The ones who learn from those decisions and adapt their strategies based on what they learned always impress me. For instance, I’m working closely with a company who was committed in the early days to launching a consumer service. Advisors close to the company knew early on that enterprise was a great path for the company, but the founders were very committed to the consumer market. They had their product in the market for about 6 months and have learned that it’s incredibly expensive to acquire consumers relative to the lifetime value of the customer. They’re currently exploring the enterprise route — which was a difficult decision because it included admitting to themselves and advisors that their initial gut on the market might have been wrong.
David: How do you recognize entrepreneurs that will execute with speed?
Nicole: This is a talent that’s actually easy to spot. By looking at the founding team over a short period of time and assessing what have they accomplished, what problems they have solved, what features they released and what contracts have they closed will give me a pretty good idea of how efficient they are.
David: Can you learn anything from who the founding team is employing?
Nicole: Looking at the talent of the non-founding team is a great clue into knowing whether they can both recruit and utilize high-caliber talent. You can’t build a great company without being able to recruit a great team.
You can’t build a great company without being able to recruit a great team.
David: How important is having the right idea?
Nicole: I actually don’t spend a lot of time evaluating the merit of a potential idea. A great idea is just that, only an idea. Instead, it’s important to focus more on the market and the qualities of the founding team. If you have a great team, the idea can and will evolve over time. It’s the execution of the idea that’s important, not the idea itself.
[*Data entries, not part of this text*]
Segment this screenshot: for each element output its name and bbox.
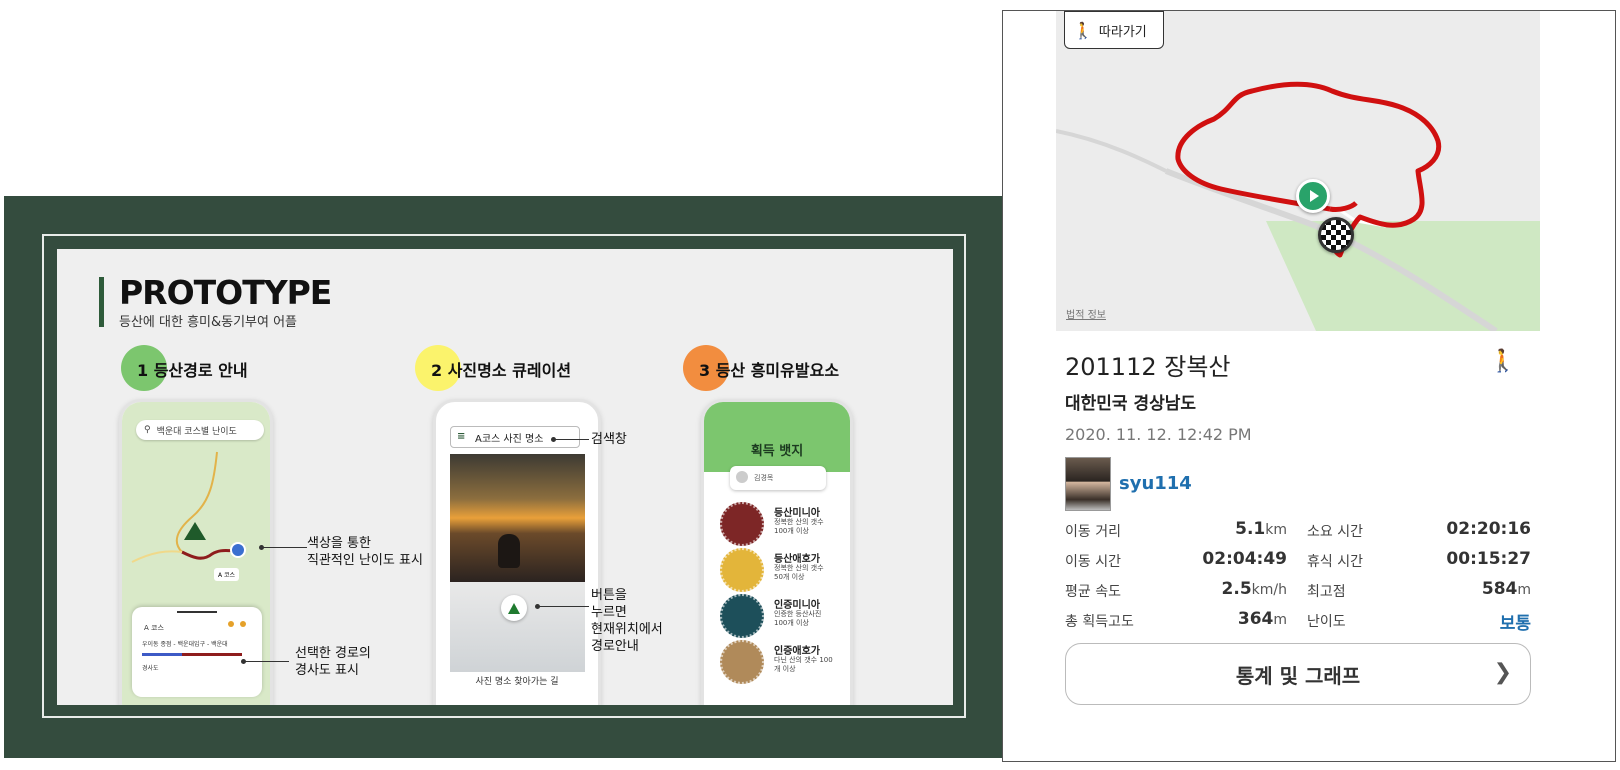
map-drawing	[1056, 81, 1540, 331]
record-region: 대한민국 경상남도	[1065, 394, 1197, 414]
legal-info-link[interactable]: 법적 정보	[1066, 306, 1106, 321]
hiking-activity-icon: 🚶	[1489, 349, 1517, 374]
phone-badges: 획득 뱃지 김경목 등산미니아 정복한 산의 갯수 100개 이상 등산애호가 …	[701, 399, 853, 705]
badge-3-name: 인증미니아	[774, 600, 820, 611]
stats-graph-label: 통계 및 그래프	[1235, 663, 1361, 688]
search-icon: ⚲	[144, 425, 151, 435]
title-accent-bar	[99, 277, 104, 327]
route-detail-sheet[interactable]: A 코스 우이동 종점 - 백운대입구 - 백운대 경사도	[132, 607, 262, 697]
user-card: 김경목	[730, 466, 826, 490]
sheet-info: 경사도	[142, 665, 159, 672]
finish-marker-icon[interactable]	[1318, 217, 1354, 253]
badge-cert-lover-icon[interactable]	[720, 640, 764, 684]
badge-1-name: 등산미니아	[774, 508, 820, 519]
note-search: 검색창	[591, 432, 627, 447]
menu-icon[interactable]: ≡	[457, 431, 465, 442]
stat-rest-time-label: 휴식 시간	[1307, 554, 1363, 570]
badge-2-name: 등산애호가	[774, 554, 820, 565]
follow-hiker-icon: 🚶	[1073, 20, 1093, 40]
navigate-button[interactable]	[501, 595, 527, 621]
avatar[interactable]	[1065, 457, 1111, 511]
sheet-title: A 코스	[144, 624, 164, 632]
sheet-handle	[177, 611, 217, 613]
stat-total-time-label: 소요 시간	[1307, 524, 1363, 540]
stat-distance-label: 이동 거리	[1065, 524, 1121, 540]
course-marker-label: A 코스	[214, 568, 240, 581]
badge-3-desc: 인증한 등산사진 100개 이상	[774, 610, 822, 627]
badge-4-name: 인증애호가	[774, 646, 820, 657]
badge-title: 획득 뱃지	[750, 444, 804, 459]
avatar-icon	[736, 471, 748, 483]
stat-rest-time-value: 00:15:27	[1446, 549, 1531, 569]
badge-2-desc: 정복한 산의 갯수 50개 이상	[774, 564, 824, 581]
follow-button[interactable]: 🚶 따라가기	[1064, 11, 1164, 49]
route-map-view[interactable]: 🚶 따라가기 법적 정보	[1056, 11, 1540, 331]
sunset-photo	[450, 454, 585, 582]
location-marker-icon[interactable]	[230, 542, 246, 558]
search-bar[interactable]: ⚲ 백운대 코스별 난이도	[136, 420, 264, 440]
hiker-silhouette	[498, 534, 520, 568]
stat-avg-speed-label: 평균 속도	[1065, 584, 1121, 600]
slide-title: PROTOTYPE	[119, 273, 332, 312]
navigate-arrow-icon	[508, 602, 520, 614]
badge-4-desc: 다닌 산의 갯수 100개 이상	[774, 656, 833, 673]
slide-subtitle: 등산에 대한 흥미&동기부여 어플	[119, 315, 298, 330]
difficulty-leader-line	[261, 547, 307, 548]
record-datetime: 2020. 11. 12. 12:42 PM	[1065, 425, 1252, 444]
difficulty-dots	[228, 621, 246, 629]
route-map: ⚲ 백운대 코스별 난이도 A 코스 A 코스 우이동 종점 - 백운대입구 -…	[122, 402, 270, 705]
sheet-route: 우이동 종점 - 백운대입구 - 백운대	[142, 641, 228, 648]
stat-max-elev-value: 584m	[1481, 579, 1531, 599]
slope-bar	[142, 653, 242, 656]
slope-leader-line	[243, 661, 289, 662]
stat-gain-value: 364m	[1237, 609, 1287, 629]
badge-header	[704, 402, 850, 472]
user-card-name: 김경목	[754, 474, 774, 482]
stat-difficulty-label: 난이도	[1307, 614, 1346, 630]
section-1-label: 1 등산경로 안내	[137, 361, 248, 380]
badge-mania-icon[interactable]	[720, 502, 764, 546]
section-2-label: 2 사진명소 큐레이션	[431, 361, 572, 380]
phone-photo-curation: ≡ A코스 사진 명소 사진 명소 찾아가는 길	[433, 399, 601, 705]
search-text: 백운대 코스별 난이도	[156, 426, 237, 437]
stat-total-time-value: 02:20:16	[1446, 519, 1531, 539]
stats-graph-button[interactable]: 통계 및 그래프 ❯	[1065, 643, 1531, 705]
button-leader-line	[537, 606, 589, 607]
note-slope: 선택한 경로의 경사도 표시	[295, 646, 371, 678]
stat-moving-time-value: 02:04:49	[1202, 549, 1287, 569]
play-icon	[1310, 190, 1319, 202]
photo-search-text: A코스 사진 명소	[475, 433, 544, 445]
search-leader-line	[553, 439, 589, 440]
stat-difficulty-value: 보통	[1499, 614, 1531, 634]
record-title: 201112 장복산	[1065, 353, 1231, 381]
slide-content: PROTOTYPE 등산에 대한 흥미&동기부여 어플 1 등산경로 안내 2 …	[57, 249, 953, 705]
slide-frame: PROTOTYPE 등산에 대한 흥미&동기부여 어플 1 등산경로 안내 2 …	[42, 234, 966, 718]
stat-max-elev-label: 최고점	[1307, 584, 1346, 600]
phone-route-guide: ⚲ 백운대 코스별 난이도 A 코스 A 코스 우이동 종점 - 백운대입구 -…	[119, 399, 273, 705]
badge-cert-mania-icon[interactable]	[720, 594, 764, 638]
badge-lover-icon[interactable]	[720, 548, 764, 592]
username-link[interactable]: syu114	[1119, 473, 1192, 494]
start-marker-icon[interactable]	[1296, 179, 1330, 213]
prototype-slide: PROTOTYPE 등산에 대한 흥미&동기부여 어플 1 등산경로 안내 2 …	[4, 196, 1002, 758]
badge-1-desc: 정복한 산의 갯수 100개 이상	[774, 518, 824, 535]
note-difficulty: 색상을 통한 직관적인 난이도 표시	[307, 536, 423, 568]
stat-avg-speed-value: 2.5km/h	[1221, 579, 1287, 599]
hiking-record-screen: 🚶 따라가기 법적 정보 201112 장복산 🚶 대한민국 경상남도 2020…	[1002, 10, 1616, 762]
stat-distance-value: 5.1km	[1235, 519, 1287, 539]
chevron-right-icon: ❯	[1493, 660, 1512, 685]
follow-label: 따라가기	[1098, 24, 1147, 40]
stat-gain-label: 총 획득고도	[1065, 614, 1134, 630]
photo-footer: 사진 명소 찾아가는 길	[475, 677, 559, 687]
note-button: 버튼을 누르면 현재위치에서 경로안내	[591, 588, 663, 654]
section-3-label: 3 등산 흥미유발요소	[699, 361, 840, 380]
photo-search-bar[interactable]: ≡ A코스 사진 명소	[450, 426, 580, 448]
stat-moving-time-label: 이동 시간	[1065, 554, 1121, 570]
mountain-icon	[184, 522, 206, 540]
A great idea is just that, only an idea. Instead, it’s important to focus more on the market and the qualities of the founding team.
David: What’s most exciting about the entrepreneurs you work with every day?
Nicole: Entrepreneurs are my favorite breed of people on the planet. They can come in all shapes, sizes, ethnicities and socioeconomic backgrounds. They are undeniably human because they are a constant exercise in opposites — extreme confidence mixed with extreme self-doubt; joy and depression, usually in the same day. They put everything on the line, they risk it all, with no playbook, usually no support, and a high likelihood of failure. They give the rest of us jobs and inspiration and are the very foundation of our way of living. Entrepreneurs, I salute you.